Elixir-friendly type construction for Spark schemas.
Provides helpers to build structured schema types that can be passed
to SparkEx.Reader.schema/2 and SparkEx.StreamReader.schema/2.
Examples
import SparkEx.Types
schema = struct_type([
struct_field("id", :long),
struct_field("name", :string),
struct_field("score", :double, nullable: false)
])
reader |> SparkEx.Reader.schema(schema) |> SparkEx.Reader.load("/data")
Summary
Types
A Spark Connect DataType protobuf struct.
A Spark Connect StreamingForeachFunction protobuf struct.
A Spark Connect StorageLevel protobuf struct.
Functions
Creates an array type.
Converts a Spark Connect DataType protobuf value to Spark JSON schema string.
Creates a map type.
Creates a struct field.
Creates a struct type (schema) from a list of fields.
Converts a struct type to a DDL schema string.
Converts a struct type to a JSON schema string (Spark JSON format).
Converts a struct type to Spark Connect DataType protobuf.
Types
@type data_type_proto() :: Spark.Connect.DataType.t()
A Spark Connect DataType protobuf struct.

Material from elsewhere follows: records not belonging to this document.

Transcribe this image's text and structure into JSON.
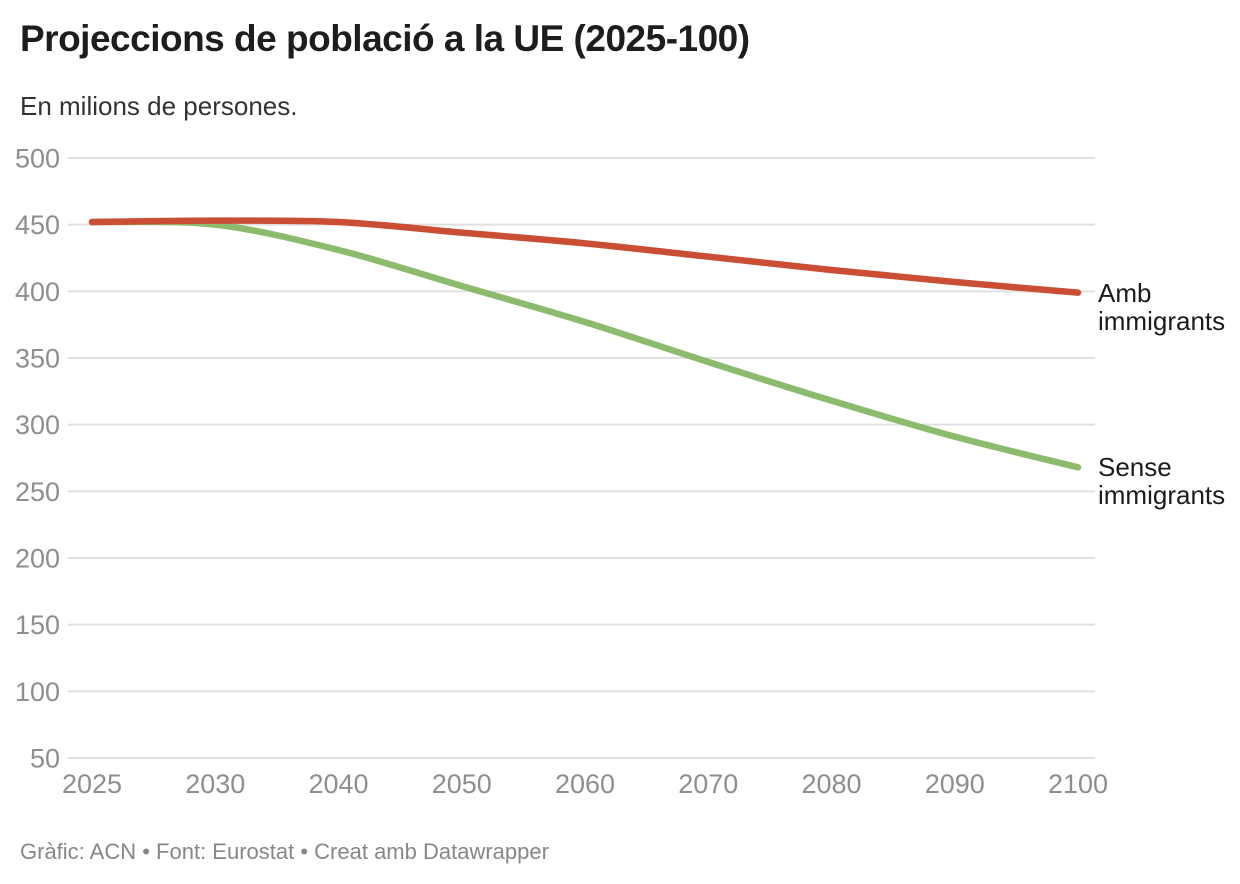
{
  "chart_data": {
    "type": "line",
    "title": "Projeccions de població a la UE (2025-100)",
    "subtitle": "En milions de persones.",
    "x": [
      2025,
      2030,
      2040,
      2050,
      2060,
      2070,
      2080,
      2090,
      2100
    ],
    "x_tick_labels": [
      "2025",
      "2030",
      "2040",
      "2050",
      "2060",
      "2070",
      "2080",
      "2090",
      "2100"
    ],
    "x_spacing": "even",
    "series": [
      {
        "name": "Amb immigrants",
        "color": "#c94e34",
        "values": [
          452,
          453,
          452,
          444,
          436,
          426,
          416,
          407,
          399
        ]
      },
      {
        "name": "Sense immigrants",
        "color": "#8cbb6d",
        "values": [
          452,
          450,
          431,
          404,
          377,
          347,
          318,
          291,
          268
        ]
      }
    ],
    "ylim": [
      50,
      500
    ],
    "yticks": [
      50,
      100,
      150,
      200,
      250,
      300,
      350,
      400,
      450,
      500
    ],
    "grid": true,
    "grid_color": "#e0e0e0",
    "tick_label_color": "#8e8e8e",
    "legend_position": "line-end-labels-right",
    "unit": "milions de persones"
  },
  "footer": {
    "text": "Gràfic: ACN • Font: Eurostat • Creat amb Datawrapper"
  }
}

@type foreach_function() :: Spark.Connect.StreamingForeachFunction.t()
A Spark Connect StreamingForeachFunction protobuf struct.
@type spark_type() :: :null | :boolean | :byte | :short | :integer | :long | :float | :double | :string | {:string, String.t()} | {:char, non_neg_integer()} | {:varchar, non_neg_integer()} | :binary | :date | :time | :timestamp | :timestamp_ntz | :day_time_interval | :year_month_interval | :calendar_interval | {:decimal, non_neg_integer(), non_neg_integer()} | {:array, spark_type()} | {:map, spark_type(), spark_type()} | {:struct, [field()]} | :variant | :geometry | :geography
@type storage_level() :: Spark.Connect.StorageLevel.t()
A Spark Connect StorageLevel protobuf struct.
@type struct_type() :: {:struct, [field()]}
Functions
@spec array_type( spark_type(), keyword() ) :: {:array, spark_type()} | {:array, spark_type(), boolean()}
Creates an array type.
Examples
array_type(:string)
array_type({:struct, fields})
@spec data_type_to_json(data_type_proto()) :: String.t()
Converts a Spark Connect DataType protobuf value to Spark JSON schema string.
This mirrors PySpark's DataType.json() output.
@spec map_type(spark_type(), spark_type(), keyword()) :: {:map, spark_type(), spark_type()} | {:map, spark_type(), spark_type(), boolean()}
Creates a map type.
Examples
map_type(:string, :long)
Creates a struct field.
Options
:nullable— whether the field can be null (default:true):metadata— metadata map (default:%{})
Examples
struct_field("id", :long)
struct_field("name", :string, nullable: false)
struct_field("tags", :string, metadata: %{"comment" => "user tags"})
@spec struct_type([field()]) :: struct_type()
Creates a struct type (schema) from a list of fields.
Examples
struct_type([
struct_field("id", :long),
struct_field("name", :string)
])
@spec to_ddl(struct_type()) :: String.t()
Converts a struct type to a DDL schema string.
Examples
iex> schema = struct_type([struct_field("id", :long), struct_field("name", :string)])
iex> SparkEx.Types.to_ddl(schema)
"id LONG, name STRING"
@spec to_json(struct_type()) :: String.t()
Converts a struct type to a JSON schema string (Spark JSON format).
This produces the same JSON that PySpark's StructType.json() generates.
Examples
iex> schema = struct_type([struct_field("id", :long), struct_field("name", :string)])
iex> SparkEx.Types.to_json(schema)
~s({"type":"struct","fields":[{"name":"id","type":"long","nullable":true,"metadata":{}},{"name":"name","type":"string","nullable":true,"metadata":{}}]})
@spec to_proto(struct_type()) :: data_type_proto()
Converts a struct type to Spark Connect DataType protobuf.
Preserves JSON-level fidelity (field nullability and metadata) for nested types.